Kevin, I wont go into a big thing about how to and not to use the word “Web 2.0″, but I agree that the term “Web 2.0” has been overused and has unfortunately oversaturated conversations to the point of being synonymous with industry ignorance.
I wrote about this very topic! You might find this interesting:
Web 2.0 redefined with one word — responsibility
Kevin, you are right!
…but only to a certain extent
Sure, “Web 2.0″ describes the aesthetic layout design and code structure of a site… it also can define the user-centric model that most 2.0 sites include. This model allows the common everyday, non-technical user to participate in a community and generate intelligent and sometimes not-so intelligent content — like your last comment.
Whoa! Lets not get personal — comments get to out of control. I think Kevin had a valid point (perhaps the wording was a little heated).

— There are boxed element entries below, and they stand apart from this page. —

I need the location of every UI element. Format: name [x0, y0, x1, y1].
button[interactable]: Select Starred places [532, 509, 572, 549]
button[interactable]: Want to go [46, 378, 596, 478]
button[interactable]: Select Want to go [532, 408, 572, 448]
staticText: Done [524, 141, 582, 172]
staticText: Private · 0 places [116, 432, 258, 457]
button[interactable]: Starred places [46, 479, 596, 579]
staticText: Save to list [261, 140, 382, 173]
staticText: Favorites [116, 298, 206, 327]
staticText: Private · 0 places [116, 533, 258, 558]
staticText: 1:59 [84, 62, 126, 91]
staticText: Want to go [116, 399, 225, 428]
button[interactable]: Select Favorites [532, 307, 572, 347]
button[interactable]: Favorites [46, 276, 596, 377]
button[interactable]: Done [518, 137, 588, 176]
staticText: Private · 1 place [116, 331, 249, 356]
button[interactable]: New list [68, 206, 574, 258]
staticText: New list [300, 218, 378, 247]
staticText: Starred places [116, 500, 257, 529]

I do believe there is a lot of confusion around the term, but that is because it isnt real, it doesnt exist. The foundation for design and development has been laid and whether we like it or not, the masses have termed that foundation “Web 2.0”.
It means different things to different people — but it helps put into context the over-all idea of the emerging technology we are working with at this moment in time.

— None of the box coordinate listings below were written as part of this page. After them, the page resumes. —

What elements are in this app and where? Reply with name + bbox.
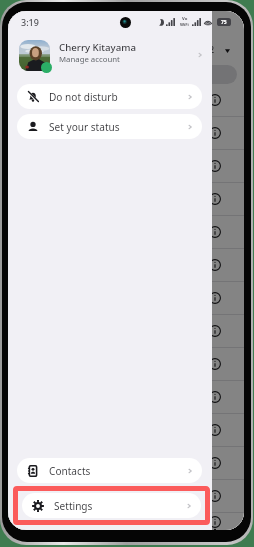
- button[interactable]: Cherry Kitayama: [8, 38, 212, 72]
- button[interactable]: Contacts: [17, 458, 202, 483]
- staticText: Manage account: [59, 54, 120, 65]
- staticText: Cherry Kitayama: [59, 41, 136, 54]
- staticText: Do not disturb: [49, 90, 118, 104]
- staticText: Vo: [182, 16, 188, 22]
- staticText: 3:19: [21, 16, 39, 28]
- staticText: 2: [209, 43, 215, 55]
- button[interactable]: Settings: [22, 493, 201, 518]
- staticText: Settings: [54, 499, 93, 513]
- button[interactable]: Do not disturb: [17, 84, 202, 109]
- staticText: WiFi: [180, 22, 189, 28]
- staticText: Set your status: [49, 120, 120, 134]
- staticText: Contacts: [49, 464, 91, 478]
- staticText: 75: [221, 19, 227, 26]
- button[interactable]: Set your status: [17, 114, 202, 139]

Interesting. One thing I find especially cool is users like this- a pseudo-user created to track all the buy/sell actions of “Mad Money” host Jim Cramer.
The Fool is generally ahead of the cure, and I think they may have hit a goldmine with this one.

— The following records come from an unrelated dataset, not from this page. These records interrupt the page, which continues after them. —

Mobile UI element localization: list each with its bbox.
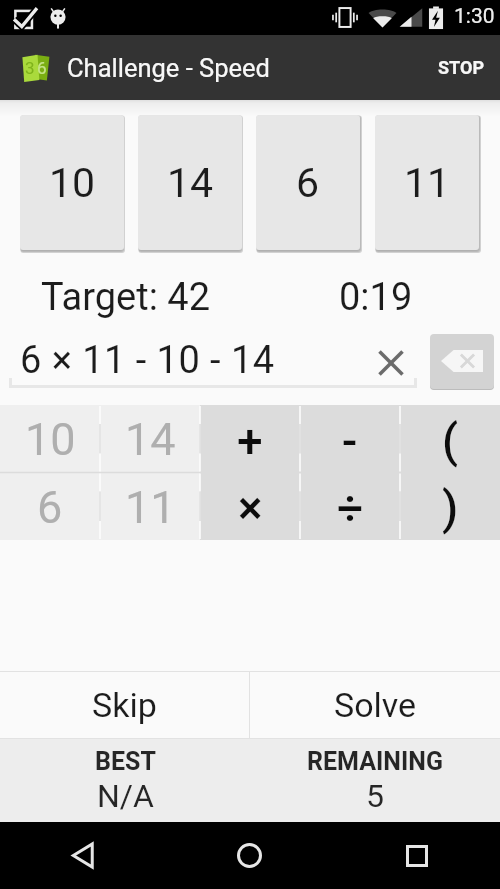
- staticText: 6: [37, 481, 63, 534]
- button[interactable]: ): [400, 472, 500, 540]
- staticText: 1:30: [454, 4, 495, 29]
- staticText: 11: [125, 481, 176, 534]
- button[interactable]: 10: [0, 405, 100, 472]
- staticText: 6 × 11 - 10 - 14: [20, 338, 275, 383]
- button[interactable]: Solve: [250, 672, 500, 738]
- staticText: 14: [125, 413, 176, 466]
- button[interactable]: 6: [256, 115, 360, 250]
- staticText: 6: [296, 159, 320, 207]
- button[interactable]: 11: [100, 472, 200, 540]
- button[interactable]: BEST: [0, 739, 250, 822]
- button[interactable]: Back: [0, 822, 166, 889]
- button[interactable]: ×: [200, 472, 300, 540]
- staticText: ×: [238, 481, 263, 535]
- staticText: 3: [25, 58, 35, 78]
- staticText: BEST: [95, 747, 156, 776]
- staticText: Challenge - Speed: [67, 53, 270, 83]
- button[interactable]: STOP: [420, 35, 500, 100]
- button[interactable]: 14: [100, 405, 200, 472]
- button[interactable]: 14: [138, 115, 242, 250]
- button[interactable]: REMAINING: [250, 739, 500, 822]
- staticText: 11: [404, 159, 451, 207]
- staticText: (: [442, 414, 459, 468]
- staticText: Solve: [334, 685, 417, 725]
- button[interactable]: ÷: [300, 472, 400, 540]
- staticText: ): [442, 481, 459, 535]
- staticText: N/A: [97, 777, 154, 815]
- staticText: Skip: [92, 685, 157, 725]
- staticText: 5: [366, 777, 384, 815]
- button[interactable]: Backspace: [430, 334, 494, 392]
- staticText: ÷: [337, 481, 364, 535]
- button[interactable]: 10: [20, 115, 124, 250]
- staticText: +: [237, 414, 263, 468]
- staticText: 10: [25, 413, 76, 466]
- button[interactable]: +: [200, 405, 300, 472]
- button[interactable]: Skip: [0, 672, 249, 738]
- button[interactable]: Clear expression: [368, 340, 413, 385]
- staticText: REMAINING: [307, 747, 443, 776]
- button[interactable]: 6: [0, 472, 100, 540]
- staticText: 0:19: [339, 275, 413, 320]
- staticText: STOP: [438, 57, 485, 78]
- button[interactable]: Home: [166, 822, 333, 889]
- staticText: -: [342, 414, 358, 468]
- button[interactable]: (: [400, 405, 500, 472]
- staticText: 6: [37, 58, 47, 78]
- staticText: 14: [167, 159, 214, 207]
- button[interactable]: Recent apps: [333, 822, 500, 889]
- staticText: Target: 42: [41, 275, 211, 320]
- button[interactable]: 11: [375, 115, 479, 250]
- button[interactable]: -: [300, 405, 400, 472]
- staticText: 10: [49, 159, 96, 207]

Yeah … this (like many Web 2.0 apps.) seems to be one of those things that either becomes nothing and shares the market with 20 others like it — or it truely becomes unique and forever changes its industry.
Look out Jim Cramer, there’s a new stock market fluctuation tool in town.
Boo-ya!
If any of you sign-up for CAPS, look for me at “TMFCreative” (not doing so hot right now).
Really great idea by Motley. I wish I would of thought of it first.
Nice article on CAPS today in the Wall Street Journal: Motley fool site to evaluate gamut of stock-pickers
Getting a little more exposure, The Motley Fool CAPS was featured on Techcrunch this morning! Check it out: CAPS Takes “Wisdom of the Few” To Stock Picking
I actually don’t agree with you guys regarding the Motley Fools prediction ability, i believe that they will end as all the other free money prediction markets, from my point of view when the predictors are not staking real money on their prediction (like they need to do in real life) they kind on not mimic the real life action of buying and selling a stock.
But see, you are looking at it incorrectly….
The Motley Fool isn’t trying to predict buying behavior – they are trying to predict user accuracy (in my opinion). It doesn’t matter why you do or don’t buy a stock – if you are just watching it, actually invested in or playing with real or non-real money. What is important is your accuracy in the market.
The Motley Fool CAPS is trying to predict the market based on nothing more than evaluating past performance. If you traditionally are 96% accurate, that is an important thing for all of us to know – whether you actually invested money or not. Picture someone who always picks the right stocks but never invests themselves – their input to me is more valuable to me than someone who invests every day but always picks the wrong stocks. I don’t care if you are really playing the market – I just care how well you know the market.
The closer you can get to achieving market accuracy, the better your chances will always have – that is why performance is such a valuable commodity.
Sorry for me taking time to reply,
Martin,
I totaly understood what you meant, but what i am trying to say is that for one, who don’t actualy place a stake under his choise of prediction is much easier to predict.
i.e
you might tell me to listen to my old body , which is a great free poker player (plays for virtual money) and asking him to seat near of me while i am playing for real, i wouldn’t listen to him, i believe that he can aford him self to be much riski while playing with virtual money than when some thing is under some stake.